Tuesday, July 31, 2007

Absolute Generality 6: Hellman on ontologies

Hellman's second line of argument against absolutely general quantification rests -- according to the title of Section 4 of his paper -- on the multiplicity of 'factually equivalent ontologies'.

The claim is that 'The same underlying factual situation [can be] described accurately and adequately in ontologically diverse ways. It would be arbitrary and unwarranted to say that just one is "really correct".' What sorts of case does Hellman have in mind? 'Familiar examples cited long ago by Goodman ... and others come from geometry (pure or applied), e.g. a framework with points and lines (say, in the two-dimensional case) vs. a framework with just lines, points being definable as (suitably selected) pairs of intersecting lines.' But hold on, both frameworks agree that there are points and lines. Either way, then, in promiscuously quantifying over absolutely everything, I'll be quantifying over both points and lines. So what's the problem?

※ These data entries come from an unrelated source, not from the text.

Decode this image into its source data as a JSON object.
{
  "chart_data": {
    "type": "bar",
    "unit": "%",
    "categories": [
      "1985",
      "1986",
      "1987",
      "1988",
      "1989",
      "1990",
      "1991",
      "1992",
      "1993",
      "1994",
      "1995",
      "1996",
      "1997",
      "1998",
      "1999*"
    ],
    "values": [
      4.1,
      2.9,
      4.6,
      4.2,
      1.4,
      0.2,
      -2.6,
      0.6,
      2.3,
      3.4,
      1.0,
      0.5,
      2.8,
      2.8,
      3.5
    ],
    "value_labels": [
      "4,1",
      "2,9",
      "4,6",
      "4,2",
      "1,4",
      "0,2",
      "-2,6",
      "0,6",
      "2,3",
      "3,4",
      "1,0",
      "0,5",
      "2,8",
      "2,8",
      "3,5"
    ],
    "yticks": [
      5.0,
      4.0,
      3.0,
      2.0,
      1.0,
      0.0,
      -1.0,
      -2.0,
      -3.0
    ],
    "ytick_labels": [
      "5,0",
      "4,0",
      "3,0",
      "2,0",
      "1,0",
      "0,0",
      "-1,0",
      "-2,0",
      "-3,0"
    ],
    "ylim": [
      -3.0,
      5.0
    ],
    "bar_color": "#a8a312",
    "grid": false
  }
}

Ah, says Hellman, the absolutist must claim that there is one correct answer to the question 'Are there sui generis points, i.e. points which are distinct from pairs of lines or nested volumes, etc., not constructed out of anything else? ... We may not ever know [the answer], but it shows up one way or another in the range of "absolutely everything".' Eh? Why is someone who claims that we can sensibly quantify over everything committed to the quite different claim that issues about what is ontological basic or sui generis have determinate answers? When I say that everything is self-identical (for example), I commit myself inter alia to agreeing that points, whatever they ultimately are, are self-identical and lines, whatever they are, are self-identical. But I just can't see why it is supposed to follow that I'm thereby committing myself to supposing that the ontology game (in the form of raising the question what's really, really fundamental?) is even a game with determinate rules let alone delivers determinate answers.

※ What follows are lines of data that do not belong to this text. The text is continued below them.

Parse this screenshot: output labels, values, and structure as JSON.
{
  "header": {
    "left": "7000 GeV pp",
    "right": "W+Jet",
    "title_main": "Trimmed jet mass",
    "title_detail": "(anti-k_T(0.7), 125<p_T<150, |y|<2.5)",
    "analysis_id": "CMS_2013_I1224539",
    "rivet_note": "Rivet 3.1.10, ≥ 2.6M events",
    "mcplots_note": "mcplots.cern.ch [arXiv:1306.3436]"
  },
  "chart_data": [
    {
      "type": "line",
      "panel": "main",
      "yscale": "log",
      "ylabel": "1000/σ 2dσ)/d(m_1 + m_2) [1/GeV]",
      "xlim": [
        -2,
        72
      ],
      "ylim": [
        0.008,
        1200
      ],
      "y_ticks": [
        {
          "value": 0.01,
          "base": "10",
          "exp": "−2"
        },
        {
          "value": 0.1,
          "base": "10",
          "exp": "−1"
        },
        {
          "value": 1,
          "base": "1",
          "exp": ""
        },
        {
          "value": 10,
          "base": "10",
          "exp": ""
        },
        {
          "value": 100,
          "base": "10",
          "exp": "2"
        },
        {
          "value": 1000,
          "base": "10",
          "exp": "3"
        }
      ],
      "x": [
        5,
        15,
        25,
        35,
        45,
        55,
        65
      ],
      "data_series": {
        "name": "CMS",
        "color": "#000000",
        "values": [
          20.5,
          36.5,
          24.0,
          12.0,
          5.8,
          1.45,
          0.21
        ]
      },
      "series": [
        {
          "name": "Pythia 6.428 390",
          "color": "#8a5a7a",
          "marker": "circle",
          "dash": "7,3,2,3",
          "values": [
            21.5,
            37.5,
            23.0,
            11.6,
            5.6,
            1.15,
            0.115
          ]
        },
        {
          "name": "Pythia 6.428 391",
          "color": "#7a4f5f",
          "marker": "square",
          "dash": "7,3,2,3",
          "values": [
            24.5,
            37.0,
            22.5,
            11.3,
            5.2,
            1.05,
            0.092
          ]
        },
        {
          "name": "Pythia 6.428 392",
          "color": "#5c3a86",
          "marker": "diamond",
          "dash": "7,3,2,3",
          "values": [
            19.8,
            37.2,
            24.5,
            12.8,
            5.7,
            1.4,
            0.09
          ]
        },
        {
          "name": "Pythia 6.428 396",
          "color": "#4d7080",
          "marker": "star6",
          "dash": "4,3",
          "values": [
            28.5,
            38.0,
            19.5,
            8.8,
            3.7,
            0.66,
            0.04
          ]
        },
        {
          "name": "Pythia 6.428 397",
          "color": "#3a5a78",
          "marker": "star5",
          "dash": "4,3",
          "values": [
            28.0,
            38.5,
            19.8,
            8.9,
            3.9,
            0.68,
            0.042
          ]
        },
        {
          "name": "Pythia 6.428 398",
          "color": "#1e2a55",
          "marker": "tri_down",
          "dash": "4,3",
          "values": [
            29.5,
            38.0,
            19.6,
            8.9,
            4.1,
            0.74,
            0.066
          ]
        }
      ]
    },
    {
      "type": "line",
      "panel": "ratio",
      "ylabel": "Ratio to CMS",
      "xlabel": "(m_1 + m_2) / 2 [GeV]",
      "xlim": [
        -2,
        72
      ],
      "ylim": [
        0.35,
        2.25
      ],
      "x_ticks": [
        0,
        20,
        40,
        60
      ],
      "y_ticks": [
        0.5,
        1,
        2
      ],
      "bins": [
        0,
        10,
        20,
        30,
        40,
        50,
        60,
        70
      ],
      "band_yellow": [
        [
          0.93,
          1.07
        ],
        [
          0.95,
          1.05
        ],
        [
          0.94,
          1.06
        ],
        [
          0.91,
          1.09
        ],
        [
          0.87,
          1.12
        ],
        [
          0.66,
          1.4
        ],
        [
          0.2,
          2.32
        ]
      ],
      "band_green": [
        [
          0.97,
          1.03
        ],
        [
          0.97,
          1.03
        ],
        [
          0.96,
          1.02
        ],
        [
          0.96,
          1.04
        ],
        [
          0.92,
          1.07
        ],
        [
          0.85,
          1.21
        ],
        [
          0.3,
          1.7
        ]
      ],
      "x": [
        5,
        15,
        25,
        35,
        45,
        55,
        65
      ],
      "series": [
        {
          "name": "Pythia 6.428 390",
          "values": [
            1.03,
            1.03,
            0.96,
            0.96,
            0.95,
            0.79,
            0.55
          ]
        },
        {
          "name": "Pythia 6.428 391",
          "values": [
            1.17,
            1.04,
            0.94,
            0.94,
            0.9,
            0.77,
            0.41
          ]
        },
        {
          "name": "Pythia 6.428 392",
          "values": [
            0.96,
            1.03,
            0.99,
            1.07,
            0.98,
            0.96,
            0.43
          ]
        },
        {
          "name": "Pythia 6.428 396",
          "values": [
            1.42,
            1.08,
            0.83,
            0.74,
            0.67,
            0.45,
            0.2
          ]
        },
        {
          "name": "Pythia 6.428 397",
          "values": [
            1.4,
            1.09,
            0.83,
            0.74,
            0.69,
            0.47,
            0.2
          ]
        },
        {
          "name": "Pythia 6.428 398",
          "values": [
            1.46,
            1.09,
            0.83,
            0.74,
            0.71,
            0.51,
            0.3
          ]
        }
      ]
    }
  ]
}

Hellman offers variants on the points/lines case. He asks us to consider an ontology of space-time regions that doesn't recognize the existence of ordinary objects like books; strictly, instead of saying that there are books over there, we should say that a certain region is "booked", etc. And Hellman's thought is that in this sort of case, 'no entity recognized in the ontology of this theory is literally a book' (contrast the points/lines case, where there are entities available to be identified as points in either ontology). But so what? What has this to do with the question of the possibility of absolutely general quantification over everything?

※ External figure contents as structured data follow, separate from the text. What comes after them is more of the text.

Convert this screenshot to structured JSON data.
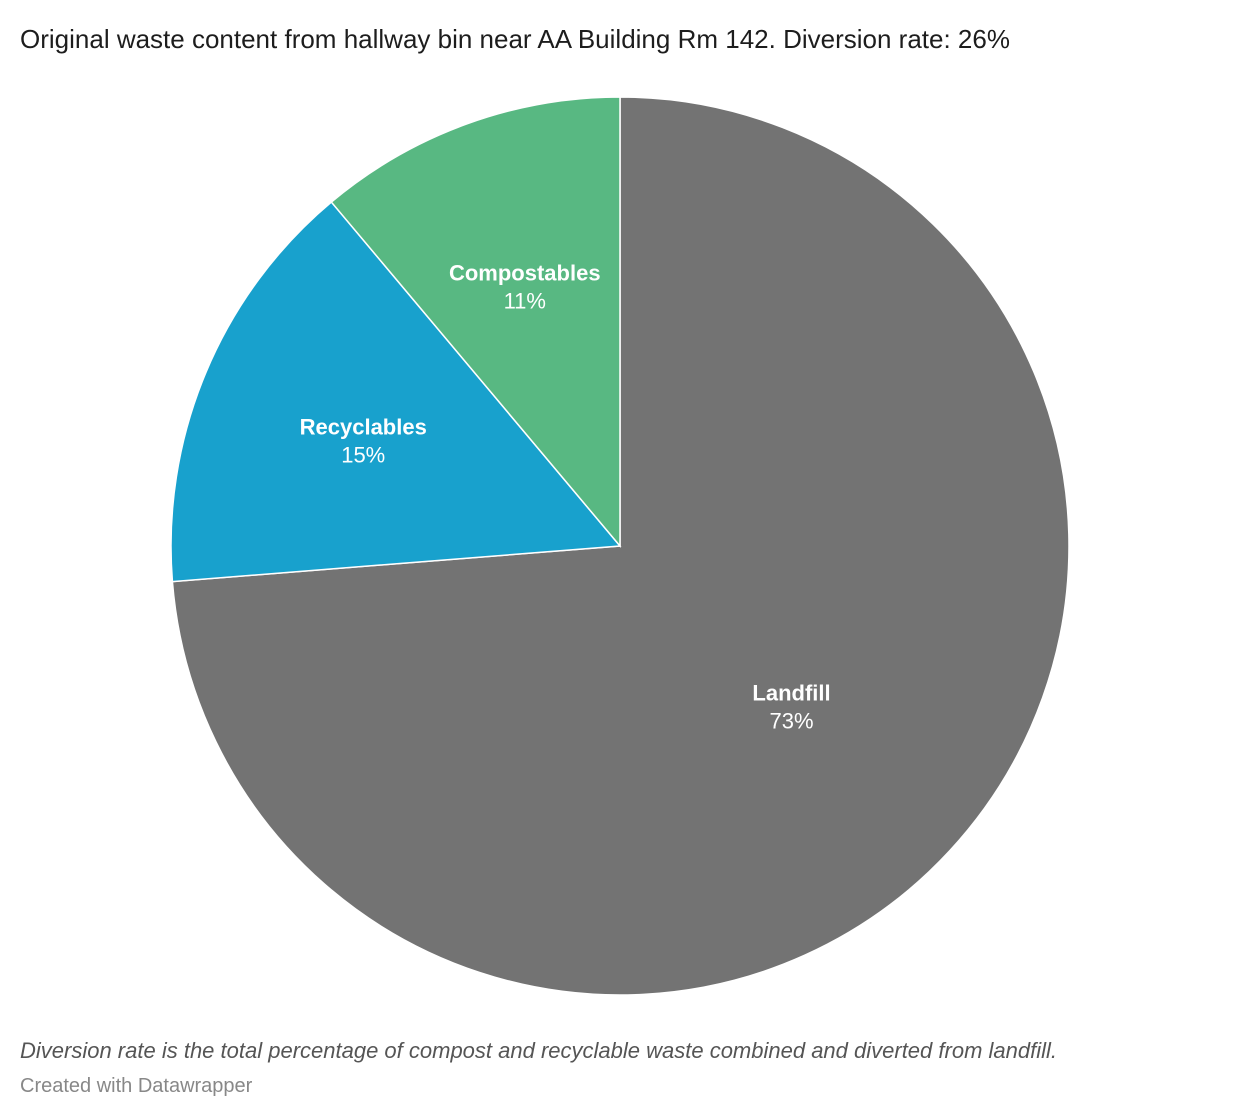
{
  "chart_data": {
    "type": "pie",
    "subtitle": "Original waste content from hallway bin near AA Building Rm 142. Diversion rate: 26%",
    "slices": [
      {
        "label": "Landfill",
        "value": 73,
        "value_label": "73%",
        "color": "#737373"
      },
      {
        "label": "Recyclables",
        "value": 15,
        "value_label": "15%",
        "color": "#18a1cd"
      },
      {
        "label": "Compostables",
        "value": 11,
        "value_label": "11%",
        "color": "#58b882"
      }
    ],
    "notes": "Diversion rate is the total percentage of compost and recyclable waste combined and diverted from landfill.",
    "credit": "Created with Datawrapper"
  }
}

It has turned out that there are no gods (which was a bit of a surprise in some quarters); so those who thought -- in quantifying over everything that there is -- that they were including gods along with the books and the points and lines would have been mistaken. But the possibility of being mistaken about what exists doesn't in itself undermine the possibility of quantifying over every that exists! Similarly, suppose it turns out that there are wonderfully conclusive arguments for an ontology of space-time regions that makes it false that there are books. That would be more than a bit of surprise! But, playing along with that fantasy, then it would have just turned out that we are as mistaken in thinking -- when we quantify over everything -- that books are included as our ancestors were in thinking that gods were included. That still doesn't undermine the possibility of quantifying over everything.

So, in short, I can't see that Hellman's arguments in Section 4 of his paper have any force as they stand. He just seems to be running together issues about quantifying over 'what exists absolutely, "in Reality"' (his phrase) with the question about whether we can quantify over absolutely everything that exists.


Enigman said...

I don't really know, but I've just read McGee's paper (that's the paper that should have been first in the book, I think) and he begins by observing why truth is important... So it occurs to me that we might have to hold onto such truths as (e.g.) that his paper is in Absolute Generality. Even if there are no books objectively out there, but only particles, we would still want to quantify over books (and people etc.), we would still want to count them as things (of some fuzzy sort perhaps). But they would not be in the range of the quantifiers, since (the common view is that) they range only over all things that really exist objectively. (Having said that, I don't see why that would be a problem for the absolutist.)

Enigman said...

(Having slept on it, I've posted my (nearly coherent?) thoughts about a possible problem for the absolutist on my blog.)